Executed Today’s Guide to Halloween, Part II (Click here for Part I.)

Not enough time to assemble an individual masterpiece to play Halloween make-believe? Looking at that off-the-rack costume, that witch outfit from last year, and sighing that it’ll have to do?

No sweat.

Let Executed Today help you go from so generic to sui generis with a horrible backstory that adds conversation-starting depth to the most bland of disguises.

Witch

The Halloween standby has a few hundred thousand real-life executions of which we’ve covered a bare handful.

Anne de Chartraine, a Walloon teenager burnt for witchcraft during the Thirty Years’ War, makes a good characterization of the classic black-hat-and-broomstick outfit.

More complex occultist disguises might consider presenting themselves as poisoner La Voisin, author Jacques Cazotte or the Weirs.

Pirate

Avast, ye sea-dog — there be more pirates than Blackbeard.

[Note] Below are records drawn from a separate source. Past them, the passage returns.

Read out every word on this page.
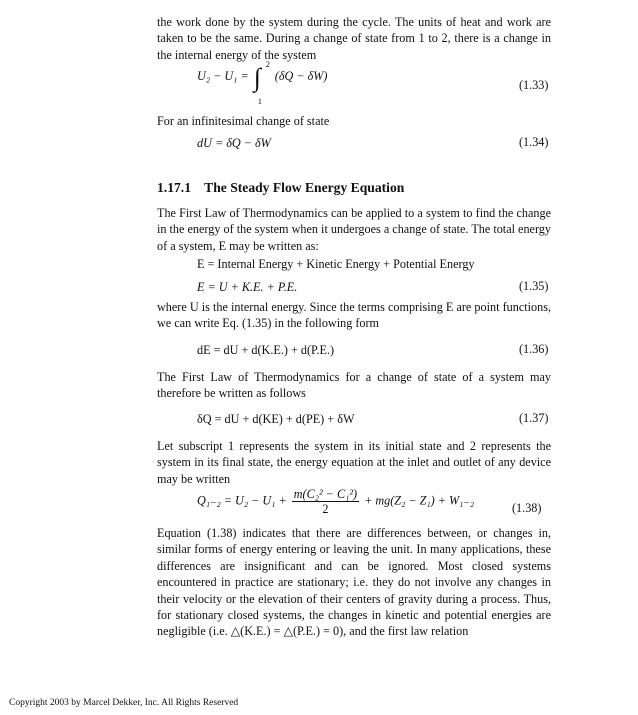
the work done by the system during the cycle. The units of heat and work are taken to be the same. During a change of state from 1 to 2, there is a change in the internal energy of the system

U₂ − U₁ = ∫ 2
1
(δQ − δW)
(1.33)

For an infinitesimal change of state

dU = δQ − δW	(1.34)
1.17.1 The Steady Flow Energy Equation

The First Law of Thermodynamics can be applied to a system to find the change in the energy of the system when it undergoes a change of state. The total energy of a system, E may be written as:

E = Internal Energy + Kinetic Energy + Potential Energy
E = U + K.E. + P.E.	(1.35)

where U is the internal energy. Since the terms comprising E are point functions, we can write Eq. (1.35) in the following form

dE = dU + d(K.E.) + d(P.E.)	(1.36)

The First Law of Thermodynamics for a change of state of a system may therefore be written as follows

δQ = dU + d(KE) + d(PE) + δW	(1.37)

Let subscript 1 represents the system in its initial state and 2 represents the system in its final state, the energy equation at the inlet and outlet of any device may be written

$Q_{1-2} = U_2 - U_1 + \frac{\text{m(C₂² − C₁²)}}{2} + mg(Z_2 - Z_1) + W_{1-2}$
(1.38)

Equation (1.38) indicates that there are differences between, or changes in, similar forms of energy entering or leaving the unit. In many applications, these differences are insignificant and can be ignored. Most closed systems encountered in practice are stationary; i.e. they do not involve any changes in their velocity or the elevation of their centers of gravity during a process. Thus, for stationary closed systems, the changes in kinetic and potential energies are negligible (i.e. △(K.E.) = △(P.E.) = 0), and the first law relation

Copyright 2003 by Marcel Dekker, Inc. All Rights Reserved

Men (especially leftists, anarchists and Bostonians — but I repeat myself) will enjoy answering the inevitable question when representing as William Fly. Ladies — think Anne Bonny and Mary Read.

Ghost

Appropriately, the Great White North has interesting specters to round out the old white-sheet look. Haunt the scene of the kegstand as Madame Marie Josephte Corriveau or assassin Patrick Whelan.

Roman

Cicero is an obvious choice for the toga set, but consider writing Catiline on the nametag instead.

For the whole centurion look, call yourself Sejanus and start settling scores.

Soldier

There are many military looks for many times and places, of course, lots of them liable to be politically touchy in the wrong crowd.

Partisans like Zoya Kosmodemyanskaya and Evagoras Pallikarides cut heroic figures with a plain set of clothes, some basic military gear, and a knapsack full of consonants.

More formally equipped modern-ish choices of various different lands include Francisco Caamano, Breaker Morant, Mikhael Tukhachevsky, Claus von Stauffenberg, Dmytro Bilinchuk, Emil August Fieldorf, and Theophile Maupas et al.

Werewolf

This blog will always have a special place at the stake for supposed real-life lycanthrope Peter Stubbe, the “Werewolf of Bedburg” who was profiled in our very first post: he was executed October 31, 1589.

Executioner

Of course, there is one ubiquitous character in these pages — and his face isn’t always well-hidden.

Klutzy Brit Jack Ketch, prolific French Revolution headsman Sanson, U.S. President Grover Cleveland and (helpfully, for Halloween) flamboyantly costumed Italian executioner Mastro Titta are among the famous characters to tread the scaffold boards.